= Bryson Foster =

American actor

Bryson Foster is a noted teen activist who advocates and fundraises for the development of treatments for muscular dystrophy.

Born June 28, 2000, Foster was diagnosed with Duchenne muscular dystrophy at age five.

==As MDA Goodwill Ambassador==

While attending a Muscular Dystrophy Association banquet at age nine, Foster asked if he could address the audience. "I was anxious because I had never done it before, but when I got up there I didn't want to stop," he recalled. To the surprise of his parents, Foster demonstrated a flair for communication; this in turn led to his choice as a national MDA Goodwill Ambassador (formerly known as an MDA Poster Child) for two consecutive years (2012 and 2013).

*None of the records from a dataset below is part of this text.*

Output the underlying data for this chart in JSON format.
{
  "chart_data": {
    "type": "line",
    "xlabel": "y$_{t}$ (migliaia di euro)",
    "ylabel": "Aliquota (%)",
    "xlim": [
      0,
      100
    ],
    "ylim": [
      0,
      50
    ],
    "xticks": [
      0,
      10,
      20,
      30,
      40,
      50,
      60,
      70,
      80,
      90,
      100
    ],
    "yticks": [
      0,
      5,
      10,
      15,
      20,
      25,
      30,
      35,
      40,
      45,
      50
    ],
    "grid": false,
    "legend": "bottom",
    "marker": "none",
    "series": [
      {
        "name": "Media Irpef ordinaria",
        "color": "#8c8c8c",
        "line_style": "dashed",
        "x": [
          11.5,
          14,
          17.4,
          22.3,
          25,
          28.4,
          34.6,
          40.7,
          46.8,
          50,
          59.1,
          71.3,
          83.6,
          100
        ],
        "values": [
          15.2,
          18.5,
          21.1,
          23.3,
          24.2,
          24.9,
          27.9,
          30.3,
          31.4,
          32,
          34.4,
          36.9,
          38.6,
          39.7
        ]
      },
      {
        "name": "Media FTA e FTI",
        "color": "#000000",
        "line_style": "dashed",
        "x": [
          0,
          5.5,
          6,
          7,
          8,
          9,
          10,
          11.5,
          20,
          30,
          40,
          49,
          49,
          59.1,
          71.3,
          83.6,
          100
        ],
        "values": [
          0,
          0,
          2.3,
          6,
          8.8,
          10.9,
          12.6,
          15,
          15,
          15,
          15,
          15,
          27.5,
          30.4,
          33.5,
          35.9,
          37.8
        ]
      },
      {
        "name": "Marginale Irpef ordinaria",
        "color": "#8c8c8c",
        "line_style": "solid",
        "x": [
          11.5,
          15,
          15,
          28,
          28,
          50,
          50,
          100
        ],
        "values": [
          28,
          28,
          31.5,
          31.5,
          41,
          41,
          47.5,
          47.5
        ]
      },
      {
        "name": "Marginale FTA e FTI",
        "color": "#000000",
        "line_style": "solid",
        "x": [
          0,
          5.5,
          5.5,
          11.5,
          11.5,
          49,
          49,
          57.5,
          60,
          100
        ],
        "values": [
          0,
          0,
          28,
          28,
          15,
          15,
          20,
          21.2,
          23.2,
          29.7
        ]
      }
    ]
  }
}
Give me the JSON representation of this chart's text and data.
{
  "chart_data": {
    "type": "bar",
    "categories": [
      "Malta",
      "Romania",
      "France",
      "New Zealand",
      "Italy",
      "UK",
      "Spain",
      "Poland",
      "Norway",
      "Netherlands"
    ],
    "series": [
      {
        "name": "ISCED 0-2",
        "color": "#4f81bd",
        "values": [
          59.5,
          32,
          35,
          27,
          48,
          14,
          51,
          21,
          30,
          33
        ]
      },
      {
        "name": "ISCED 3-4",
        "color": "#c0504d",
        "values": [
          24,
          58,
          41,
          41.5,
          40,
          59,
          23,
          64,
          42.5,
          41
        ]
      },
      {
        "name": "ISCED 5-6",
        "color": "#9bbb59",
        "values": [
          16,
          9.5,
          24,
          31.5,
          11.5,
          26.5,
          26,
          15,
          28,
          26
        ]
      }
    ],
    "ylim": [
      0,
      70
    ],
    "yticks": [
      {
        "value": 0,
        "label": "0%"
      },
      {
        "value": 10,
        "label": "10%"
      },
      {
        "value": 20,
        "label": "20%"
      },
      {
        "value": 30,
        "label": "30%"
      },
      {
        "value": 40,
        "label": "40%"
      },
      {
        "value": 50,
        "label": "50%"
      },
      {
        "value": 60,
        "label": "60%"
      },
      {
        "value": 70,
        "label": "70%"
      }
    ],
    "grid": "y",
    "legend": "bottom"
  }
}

In this role, Foster appeared on the annual MDA telethon, by then called the MDA Show of Strength, visited numerous MDA corporate and business sponsors (including Lowe's and Harley-Davidson), and met many celebrities (including singers Taylor Swift, Pitbull, Faith Hill and Tim McGraw, among others). Foster also dealt frequently with the media and appeared in various MDA national promotional materials, including video public service announcements and MDA "shamrocks."

He has also served as MDA Goodwill Ambassador for the Charlotte, North Carolina, area.

"My favorite part of the job," explained Foster of his Goodwill Ambassador role, "is meeting new people and being able to thank the sponsors and supporters in person who help make an impact in the lives of people just like me. Every dollar and every cent really does count, and my mission is to have fun while spreading the word about MDA and its mission to help people living with muscle disease."

"Most kids my age don't come across opportunities like the ones I've had. . . ," he also observed. "I've experienced so many new things and met wonderful people along the way. I just want to keep speaking from my heart and doing what I love most to inspire people to support a cause that is close to me and my family."

==More recent activities==

Foster remains active as an MDA fundraiser and independent MD spokesperson, participating in such fundraising efforts as "Muscle Team, Muscle Walk, Lock-Ups, Shamrocks, mobile kickoffs, Fill the Boot, golf tournaments and social events." His walk team, Bryson's Bikers, has raised tens of thousands of dollars for the MDA.

==Other interests==

Foster's speaking skills resulted in a voice actor role in the app Little Ashby: Star Reporter, developed by “Entertainment Tonight” host and MDA National ALS Ambassador Nancy O'Dell. Foster performed the voice of child cameraperson "Arty."

A sports fan, Foster plans to pursue a career in sports, either as a football player, coach, or announcer.